In recent weeks, for example, the NFL has finally acknowledged the apparent causal link between brain trauma from concussions suffered in games by their players, and the subsequent cognitive disorders and brain disease that disproportionately plague retired NFL players. Symptoms of the players' disorders include early memory loss in their 40s and 50s that may broaden to depression, erratic behavior, cognitive impairment and, ultimately, early-onset dementia and death.

Younger players more at risk

The growing body of evidence of progressive cognitive impairment due to concussions and lesser blows to the head, especially coupled with early return-to-play before the brain has healed, has led the NFL to fire its top two (skeptical) overseers of brain trauma policy and to tighten rules on treatment of concussions. Since November, it requires that players who have had concussions be withheld from play until an independent brain-injury expert, one not employed by the team, gives them clearance to play again.

Prompted by another congressional hearing this week before the House Judiciary Committee, it appears the league's will soon come under additional pressure to institute stricter rules on head contact and hits, and to make a thorough study of equipment needs to better safeguard players.

Given the rising evidence of worse effects from concussions and head blows to players at earlier ages -- from youth leagues to high school to college-age players -- the coaches and parents of younger players should demand stricter standards of care for younger players who suffer concussions. Younger players, in fact, are now believed to be more at risk of long-term brain damage if their concussions are not properly treated.

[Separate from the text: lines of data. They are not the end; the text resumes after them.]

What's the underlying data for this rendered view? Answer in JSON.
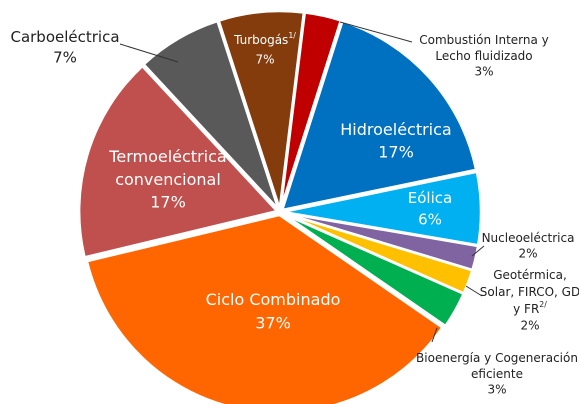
{
  "chart_data": {
    "type": "pie",
    "categories": [
      [
        "Combustión Interna y",
        "Lecho fluidizado"
      ],
      [
        "Hidroeléctrica"
      ],
      [
        "Eólica"
      ],
      [
        "Nucleoeléctrica"
      ],
      [
        "Geotérmica,",
        "Solar, FIRCO, GD",
        "y FR"
      ],
      [
        "Bioenergía y Cogeneración",
        "eficiente"
      ],
      [
        "Ciclo Combinado"
      ],
      [
        "Termoeléctrica",
        "convencional"
      ],
      [
        "Carboeléctrica"
      ],
      [
        "Turbogás"
      ]
    ],
    "notes": [
      null,
      null,
      null,
      null,
      "2/",
      null,
      null,
      null,
      null,
      "1/"
    ],
    "values": [
      3,
      17,
      6,
      2,
      2,
      3,
      37,
      17,
      7,
      7
    ],
    "value_labels": [
      "3%",
      "17%",
      "6%",
      "2%",
      "2%",
      "3%",
      "37%",
      "17%",
      "7%",
      "7%"
    ],
    "colors": [
      "#c00000",
      "#0070c0",
      "#00b0f0",
      "#8064a2",
      "#ffc000",
      "#00b050",
      "#ff6600",
      "#c0504d",
      "#595959",
      "#843c0c"
    ]
  }
}
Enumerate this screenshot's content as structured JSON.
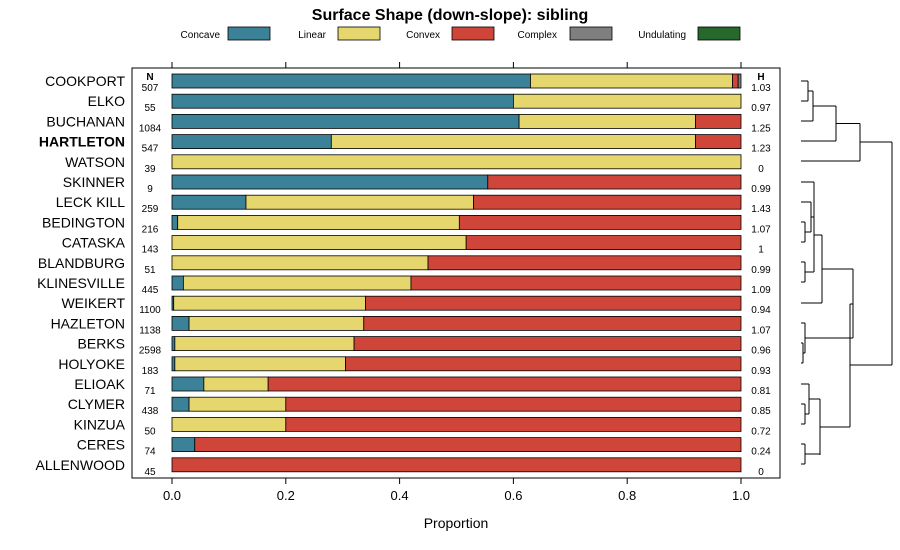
{
  "chart_data": {
    "type": "bar",
    "orientation": "horizontal-stacked",
    "title": "Surface Shape (down-slope): sibling",
    "xlabel": "Proportion",
    "ylabel": "",
    "xlim": [
      0,
      1
    ],
    "xticks": [
      "0.0",
      "0.2",
      "0.4",
      "0.6",
      "0.8",
      "1.0"
    ],
    "n_header": "N",
    "h_header": "H",
    "highlight": "HARTLETON",
    "legend": [
      {
        "name": "Concave",
        "color": "#3b8197"
      },
      {
        "name": "Linear",
        "color": "#e6d66e"
      },
      {
        "name": "Convex",
        "color": "#d0453a"
      },
      {
        "name": "Complex",
        "color": "#7f7f7f"
      },
      {
        "name": "Undulating",
        "color": "#26692b"
      }
    ],
    "rows": [
      {
        "label": "COOKPORT",
        "n": "507",
        "h": "1.03",
        "values": [
          0.63,
          0.355,
          0.01,
          0.005,
          0
        ]
      },
      {
        "label": "ELKO",
        "n": "55",
        "h": "0.97",
        "values": [
          0.6,
          0.4,
          0,
          0,
          0
        ]
      },
      {
        "label": "BUCHANAN",
        "n": "1084",
        "h": "1.25",
        "values": [
          0.61,
          0.31,
          0.08,
          0,
          0
        ]
      },
      {
        "label": "HARTLETON",
        "n": "547",
        "h": "1.23",
        "values": [
          0.28,
          0.64,
          0.08,
          0,
          0
        ]
      },
      {
        "label": "WATSON",
        "n": "39",
        "h": "0",
        "values": [
          0,
          1,
          0,
          0,
          0
        ]
      },
      {
        "label": "SKINNER",
        "n": "9",
        "h": "0.99",
        "values": [
          0.555,
          0,
          0.445,
          0,
          0
        ]
      },
      {
        "label": "LECK KILL",
        "n": "259",
        "h": "1.43",
        "values": [
          0.13,
          0.4,
          0.47,
          0,
          0
        ]
      },
      {
        "label": "BEDINGTON",
        "n": "216",
        "h": "1.07",
        "values": [
          0.01,
          0.495,
          0.495,
          0,
          0
        ]
      },
      {
        "label": "CATASKA",
        "n": "143",
        "h": "1",
        "values": [
          0,
          0.517,
          0.483,
          0,
          0
        ]
      },
      {
        "label": "BLANDBURG",
        "n": "51",
        "h": "0.99",
        "values": [
          0,
          0.45,
          0.55,
          0,
          0
        ]
      },
      {
        "label": "KLINESVILLE",
        "n": "445",
        "h": "1.09",
        "values": [
          0.02,
          0.4,
          0.58,
          0,
          0
        ]
      },
      {
        "label": "WEIKERT",
        "n": "1100",
        "h": "0.94",
        "values": [
          0.003,
          0.337,
          0.66,
          0,
          0
        ]
      },
      {
        "label": "HAZLETON",
        "n": "1138",
        "h": "1.07",
        "values": [
          0.03,
          0.307,
          0.663,
          0,
          0
        ]
      },
      {
        "label": "BERKS",
        "n": "2598",
        "h": "0.96",
        "values": [
          0.005,
          0.315,
          0.68,
          0,
          0
        ]
      },
      {
        "label": "HOLYOKE",
        "n": "183",
        "h": "0.93",
        "values": [
          0.005,
          0.3,
          0.695,
          0,
          0
        ]
      },
      {
        "label": "ELIOAK",
        "n": "71",
        "h": "0.81",
        "values": [
          0.056,
          0.113,
          0.831,
          0,
          0
        ]
      },
      {
        "label": "CLYMER",
        "n": "438",
        "h": "0.85",
        "values": [
          0.03,
          0.17,
          0.8,
          0,
          0
        ]
      },
      {
        "label": "KINZUA",
        "n": "50",
        "h": "0.72",
        "values": [
          0,
          0.2,
          0.8,
          0,
          0
        ]
      },
      {
        "label": "CERES",
        "n": "74",
        "h": "0.24",
        "values": [
          0.04,
          0,
          0.96,
          0,
          0
        ]
      },
      {
        "label": "ALLENWOOD",
        "n": "45",
        "h": "0",
        "values": [
          0,
          0,
          1,
          0,
          0
        ]
      }
    ]
  }
}
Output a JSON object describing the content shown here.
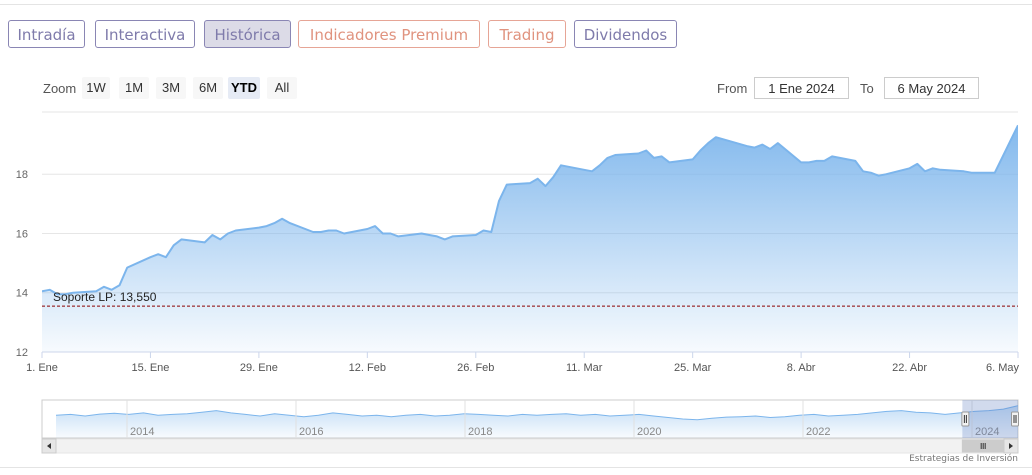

Stricter rules on head contact

That may pose a tough position for coaches to take with players with a game on the line, and for parents whose young athletes are all too willing to play through the pain or brain fog to help their team. In fact, it will require a concerted effort to institute tough new rules against head contact, and to alter the entrenched football ethic of playing tough regardless of concussions.

Coaches, schools and parents will have to lead the way to make stricter contact rules the norm. With glamorous games like tonight's championship battle between ultra rich coaches and overly expensive programs setting the standard, such rule changes will be hard to establish. Yet both issues should lead to change.

Public universities should not lavish multimillion-dollar contracts on coaches while they slash the budget for academic education and raise tuition beyond affordability. And the rising awareness of the consequences of concussions begs stricter rules, especially from coaches making a fortune on their unpaid players.